Crítica
Público recomendado: +16
La rigidez ideológica puede llevar -lleva, de hecho, con frecuencia- a negar las evidencias de la realidad. El no aceptar otras opiniones que las que refuercen la propia posición, el no relacionarse con personas que pudieran poner en riesgo los propios esquemas mentales, implica una reducción, un desprecio de la experiencia del otro y, en ocasiones, de la propia. Por ello, no deja de ser preocupante que nuestra cultura occidental parezca ahora mismo como imantada por el auge de las ideologías que excluyen la razón y cualquier argumento que no sea el suyo -véanse los hilos de Twitter y la creciente cultura de la cancelación-. La obcecación en este tipo de planteamientos, sin embargo, no es gratuita. En el extremo, le puede pasar a uno como al teniente Hiro Onoda, protagonista del film que nos ocupa. A saber: convertirse en un ser humano rarito, que solo puede sobrevivir rodeado de afines o adláteres que suscriban sus ideas, sus teorías -de la conspiración o de otro tipo-, sus tonterías.
A pesar de los sustos que nos han dado últimamente algunos grandes festivales de cine, y el de Cannes en particular, se debe reconocer que la sección Un certain regard de este último suele ser aún garantía de calidad fílmica. Que Onoda inaugurase precisamente este apartado en la edición de 2021 difícilmente puede ser considerado como un brindis al sol. Y, por si quedase alguna duda, la película llega a las salas acompañada de un significativo puñado de premios, bien merecidos. Arthur Harari entrega una cinta notable, brillante, redonda, un relato -inspirado libremente en el verdadero teniente Onoda- sobre la necesidad de la verdad y el naufragio existencial que albergan, bajo su superficie triunfalista y selecta, las ideologías todas. No obstante, no se trata de una obra de fácil acceso: cuesta enfrentarse a ella por su duración, rayana en las tres horas, y porque su primer tercio resulta áspero en exceso. Jugar al juego que propone Harari requiere paciencia y una buena dosis de cinefilia. El film devuelve luego con creces las inversiones, dejando en el imaginario personal un personaje inolvidable por el que, a pesar de su obcecación, es imposible no sentir una auténtica simpatía. Pero se intuye que Onoda será una película de esas que compran las distribuidoras aun a sabiendas de que no van a generarles ingresos; de esas que solo proyectan las salas comprometidas con el mejor cine, más por su indudable calidad que por los beneficios que reportan.
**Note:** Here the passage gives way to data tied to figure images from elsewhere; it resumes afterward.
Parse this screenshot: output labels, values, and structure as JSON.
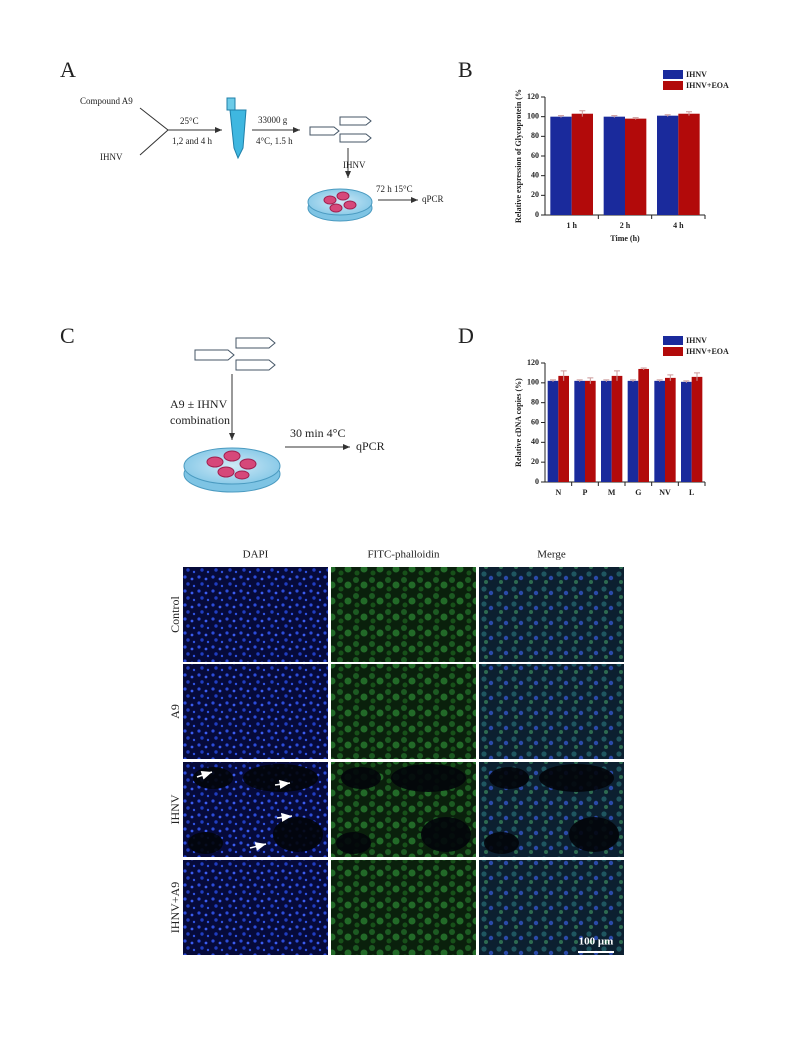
{
  "panel_labels": [
    "A",
    "B",
    "C",
    "D"
  ],
  "diagram_a": {
    "input_1": "Compound A9",
    "input_2": "IHNV",
    "step_1_top": "25°C",
    "step_1_bottom": "1,2 and 4 h",
    "step_2_top": "33000 g",
    "step_2_bottom": "4°C, 1.5 h",
    "step_3": "IHNV",
    "step_4": "72 h 15°C",
    "output": "qPCR"
  },
  "diagram_c": {
    "step_1_line_1": "A9 ± IHNV",
    "step_1_line_2": "combination",
    "step_2": "30 min 4°C",
    "output": "qPCR"
  },
  "microscopy": {
    "columns": [
      "DAPI",
      "FITC-phalloidin",
      "Merge"
    ],
    "rows": [
      "Control",
      "A9",
      "IHNV",
      "IHNV+A9"
    ],
    "scale_bar": "100 μm"
  },
  "chart_data": [
    {
      "type": "bar",
      "y_label": "Relative expression of Glycoprotein (%",
      "x_label": "Time (h)",
      "categories": [
        "1 h",
        "2 h",
        "4 h"
      ],
      "series": [
        {
          "name": "IHNV",
          "color": "#1a2a9c",
          "values": [
            100,
            100,
            101
          ],
          "errors": [
            1,
            1,
            1
          ]
        },
        {
          "name": "IHNV+EOA",
          "color": "#b20a0a",
          "values": [
            103,
            98,
            103
          ],
          "errors": [
            3,
            1,
            2
          ]
        }
      ],
      "ylim": [
        0,
        120
      ],
      "yticks": [
        0,
        20,
        40,
        60,
        80,
        100,
        120
      ],
      "legend": "top-right"
    },
    {
      "type": "bar",
      "y_label": "Relative cDNA copies (%)",
      "categories": [
        "N",
        "P",
        "M",
        "G",
        "NV",
        "L"
      ],
      "series": [
        {
          "name": "IHNV",
          "color": "#1a2a9c",
          "values": [
            102,
            102,
            102,
            102,
            102,
            101
          ],
          "errors": [
            1,
            1,
            1,
            1,
            1,
            1
          ]
        },
        {
          "name": "IHNV+EOA",
          "color": "#b20a0a",
          "values": [
            107,
            102,
            107,
            114,
            105,
            106
          ],
          "errors": [
            5,
            3,
            5,
            1,
            3,
            4
          ]
        }
      ],
      "ylim": [
        0,
        120
      ],
      "yticks": [
        0,
        20,
        40,
        60,
        80,
        100,
        120
      ],
      "legend": "top-right"
    }
  ]
}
Por su mismo planteamiento, Onoda es materia prima de cinefórum y alimento de cinéfagos, pero será difícil que llegue al gran público. Lo cual es una pena. Por un lado, por la necesidad y contundencia de sus argumentos en favor de la realidad como única guía posible de una existencia lograda; por otro, por su sorprendente desarrollo argumental y por su genial hibridación de géneros. Características todas ellas verdaderamente excepcionales en los tiempos de las tramas troqueladas made in Netflix… Y de no se qué leyes que amenazan con ahogar el cine independiente, quizá precisamente por su tendencia a no dejarse aletargar por los marasmos de las ideologías de turno.